The IMS Travel Awards Committee selected Po-Ling for “novel contributions in non-convex optimization, robust statistics, and statistical modeling and inference of random graphs and networks.”

Po-Ling received her PhD in 2014 from the University of California, Berkeley, advised by Martin Wainwright, and before that, her MS in Computer Science in 2013; her BS in Mathematics was from California Institute of Technology in 2009. She says her research interests include high-dimensional statistics, optimization, network inference, and robust statistics; she is also interested in statistical applications to medical imaging and epidemiology. including exact distribution theory, stochastic control, optimal stopping, mathematical finance and statistical inference for stochastic processes.
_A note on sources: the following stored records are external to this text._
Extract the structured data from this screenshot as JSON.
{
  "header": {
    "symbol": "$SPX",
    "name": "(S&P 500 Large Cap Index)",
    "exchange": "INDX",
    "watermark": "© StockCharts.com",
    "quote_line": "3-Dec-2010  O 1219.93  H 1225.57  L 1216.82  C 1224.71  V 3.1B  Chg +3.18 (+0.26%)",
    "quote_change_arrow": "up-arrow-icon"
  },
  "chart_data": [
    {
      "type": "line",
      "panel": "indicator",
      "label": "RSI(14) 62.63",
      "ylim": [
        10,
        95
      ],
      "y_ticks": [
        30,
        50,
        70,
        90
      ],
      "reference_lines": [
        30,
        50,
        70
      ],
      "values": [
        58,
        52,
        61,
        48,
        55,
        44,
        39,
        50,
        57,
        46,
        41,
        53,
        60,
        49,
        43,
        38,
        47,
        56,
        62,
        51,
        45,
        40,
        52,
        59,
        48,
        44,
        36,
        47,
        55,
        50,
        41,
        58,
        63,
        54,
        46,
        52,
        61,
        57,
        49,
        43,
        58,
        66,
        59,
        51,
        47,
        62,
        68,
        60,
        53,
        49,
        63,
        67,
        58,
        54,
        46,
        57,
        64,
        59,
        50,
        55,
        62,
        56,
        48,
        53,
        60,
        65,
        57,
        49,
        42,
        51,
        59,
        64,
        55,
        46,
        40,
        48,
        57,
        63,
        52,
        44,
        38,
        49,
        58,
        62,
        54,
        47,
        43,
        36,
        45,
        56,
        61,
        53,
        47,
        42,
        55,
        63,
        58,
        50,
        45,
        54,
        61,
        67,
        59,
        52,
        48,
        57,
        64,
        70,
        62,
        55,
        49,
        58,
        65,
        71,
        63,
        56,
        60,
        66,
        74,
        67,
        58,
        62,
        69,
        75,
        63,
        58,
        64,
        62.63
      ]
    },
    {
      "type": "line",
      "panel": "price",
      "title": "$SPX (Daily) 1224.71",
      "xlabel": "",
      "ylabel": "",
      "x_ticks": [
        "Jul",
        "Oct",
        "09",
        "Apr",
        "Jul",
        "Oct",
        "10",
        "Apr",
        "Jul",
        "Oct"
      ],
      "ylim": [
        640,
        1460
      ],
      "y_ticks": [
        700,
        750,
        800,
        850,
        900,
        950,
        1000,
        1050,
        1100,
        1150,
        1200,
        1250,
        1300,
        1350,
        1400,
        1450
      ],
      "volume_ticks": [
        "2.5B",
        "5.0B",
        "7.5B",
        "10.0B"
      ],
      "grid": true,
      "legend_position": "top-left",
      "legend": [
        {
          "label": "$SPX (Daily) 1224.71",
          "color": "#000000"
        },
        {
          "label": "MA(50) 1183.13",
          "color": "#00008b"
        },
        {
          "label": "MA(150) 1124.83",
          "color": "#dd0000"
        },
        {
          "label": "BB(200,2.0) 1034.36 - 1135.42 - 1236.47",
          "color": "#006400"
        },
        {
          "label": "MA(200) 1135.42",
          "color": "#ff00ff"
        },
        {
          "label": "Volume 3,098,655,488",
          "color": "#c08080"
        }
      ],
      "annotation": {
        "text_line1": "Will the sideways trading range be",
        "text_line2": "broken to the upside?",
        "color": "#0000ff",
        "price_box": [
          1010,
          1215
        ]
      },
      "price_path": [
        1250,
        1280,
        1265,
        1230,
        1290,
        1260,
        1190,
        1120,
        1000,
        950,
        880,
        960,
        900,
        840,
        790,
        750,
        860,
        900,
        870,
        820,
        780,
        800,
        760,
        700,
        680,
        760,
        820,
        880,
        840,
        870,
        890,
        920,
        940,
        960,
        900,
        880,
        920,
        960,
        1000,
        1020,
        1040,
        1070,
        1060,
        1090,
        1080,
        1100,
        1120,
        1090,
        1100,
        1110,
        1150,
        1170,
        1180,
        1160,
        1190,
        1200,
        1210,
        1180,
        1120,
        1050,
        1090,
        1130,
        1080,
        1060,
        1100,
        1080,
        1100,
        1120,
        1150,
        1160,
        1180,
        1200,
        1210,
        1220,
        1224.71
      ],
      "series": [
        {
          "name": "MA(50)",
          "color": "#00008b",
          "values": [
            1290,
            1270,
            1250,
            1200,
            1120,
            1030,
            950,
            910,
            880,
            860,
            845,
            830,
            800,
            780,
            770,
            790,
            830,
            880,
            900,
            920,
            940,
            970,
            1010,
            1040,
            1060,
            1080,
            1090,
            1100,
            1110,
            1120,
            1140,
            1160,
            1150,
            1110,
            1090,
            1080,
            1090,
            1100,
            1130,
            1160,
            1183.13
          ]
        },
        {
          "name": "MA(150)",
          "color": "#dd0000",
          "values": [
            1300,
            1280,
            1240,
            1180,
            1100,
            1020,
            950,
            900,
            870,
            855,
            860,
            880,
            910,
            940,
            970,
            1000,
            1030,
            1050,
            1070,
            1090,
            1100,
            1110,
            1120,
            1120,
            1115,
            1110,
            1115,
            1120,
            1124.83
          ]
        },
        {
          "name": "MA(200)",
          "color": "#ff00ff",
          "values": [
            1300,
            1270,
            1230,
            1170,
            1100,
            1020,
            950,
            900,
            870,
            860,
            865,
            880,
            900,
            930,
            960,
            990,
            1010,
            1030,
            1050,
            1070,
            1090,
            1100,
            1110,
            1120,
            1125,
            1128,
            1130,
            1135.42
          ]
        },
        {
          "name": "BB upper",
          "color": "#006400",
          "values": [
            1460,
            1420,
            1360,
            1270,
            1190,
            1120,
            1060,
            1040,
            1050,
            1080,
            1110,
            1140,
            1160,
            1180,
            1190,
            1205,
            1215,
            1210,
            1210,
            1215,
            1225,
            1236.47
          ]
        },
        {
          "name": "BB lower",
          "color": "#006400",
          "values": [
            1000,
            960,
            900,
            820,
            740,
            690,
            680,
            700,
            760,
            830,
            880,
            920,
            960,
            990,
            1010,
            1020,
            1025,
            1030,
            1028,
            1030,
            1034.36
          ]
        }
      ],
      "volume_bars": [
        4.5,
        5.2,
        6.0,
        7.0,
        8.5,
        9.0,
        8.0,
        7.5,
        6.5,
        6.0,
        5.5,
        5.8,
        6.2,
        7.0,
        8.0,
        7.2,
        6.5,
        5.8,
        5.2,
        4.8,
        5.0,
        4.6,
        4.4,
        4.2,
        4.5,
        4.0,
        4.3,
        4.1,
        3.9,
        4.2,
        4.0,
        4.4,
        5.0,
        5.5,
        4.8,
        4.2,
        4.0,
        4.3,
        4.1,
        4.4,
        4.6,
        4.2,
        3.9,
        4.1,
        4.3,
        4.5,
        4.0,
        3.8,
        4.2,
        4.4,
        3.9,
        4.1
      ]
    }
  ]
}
Po-Ling will present the Tweedie New Researcher Invited Lecture at the IMS New Researchers Conference, held this year in Fort Collins, Colorado from July 24–27 (immediately before JSM Denver). She plans to speak about some of her work on statistical modeling of stochastic spreads on networks.

The Tweedie award is named for Richard L. Tweedie (1947–2001), the Australian-born professor of biostatistics and head of the Division of Biostatistics at the University of Minnesota, who mentored many young colleagues at work and through professional society activities.